How to add new edges to the stellargraph dataset?

Question:

I need to add some extra edges to Cora dataset using stellargraph. Is there ane way to add edges to the current dataset in stellargraph library?

import stellargraph as sg
dataset = sg.datasets.Cora()

For example in NetworkX, we can add some edges to the existing graph using add_edges_from(edgelist).

Asked By: csperson

||

Answers:

You can’t do it directly from stellargraph since version 0.9.
You’ll have to use .to_networkx() to convert it back to networkX format, add you edges and then convert it back to stellargraph.

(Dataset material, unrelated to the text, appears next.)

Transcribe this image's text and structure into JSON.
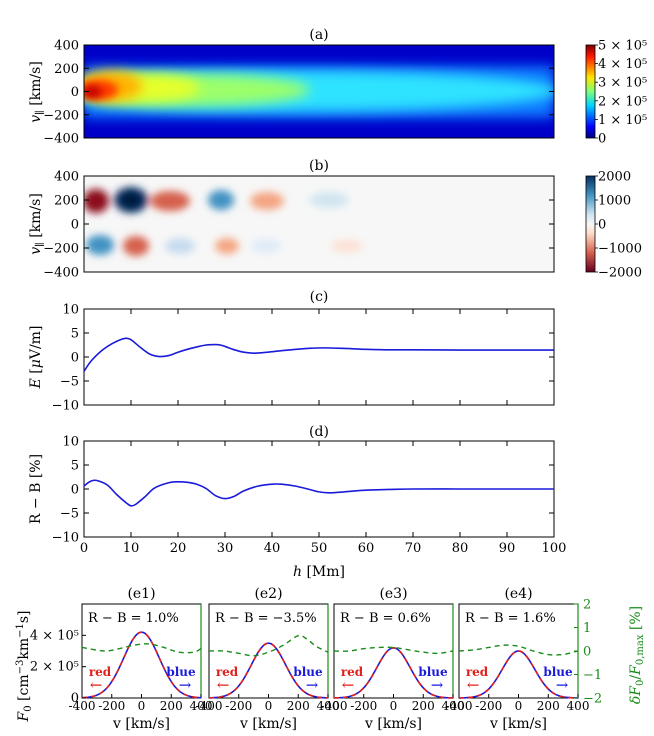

from stellargraph import StellarGraph
import networkx as nx

g = StellarGraph.to_networkx(dataset)
g.add_edges_from(edgelist)
new_dataset = StellarGraph.from_networkx(g)
Answered By: Reine Baudache

I recently ran into a similar scenario and converting back-and-forth to networkx format was not possible. Specifically, since StellarGraph is supposed to be capable of storing graphs much larger than networkx, there will be a point at which converting would not be possible.

To get around this, I used the numpy loading capabilities of StellarGraph 1.2.1.

With StellarGraph, you can dump the edge array with edge_arrays() into pandas, then concatenate any desired edges onto that. It is much lighter memory-wise, since pandas and StellarGraph both perform better than networkx.

Here is a short example:

import pandas as pd
from stellargraph import IndexedArray, StellarGraph

#### original data / graph

nodes = IndexedArray(index=['a', 'b', 'c', 'd'])
original_edges = pd.DataFrame(
    {
        'source' : [0, 1, 2, 3, 0],
        'target' : [1, 2, 3, 0, 2]
    }
)
original_graph = StellarGraph(
    nodes, 
    original_edges
)

#### new data

new_edges = pd.DataFrame(
    {
        'source' : [3, 3],
        'target' : [1, 2]
    }
)

#### new graph

new_graph = StellarGraph(
    nodes, 
    pd.concat(
        [
            original_edges,
            new_edges
        ],
        ignore_index=True
    )
)
Answered By: Jaime Hernandez

No but this is ridiculous… adding and removing nodes are operations that anyone working with graphs are expected to do. NetworkX uses RAM extremely inefficiently…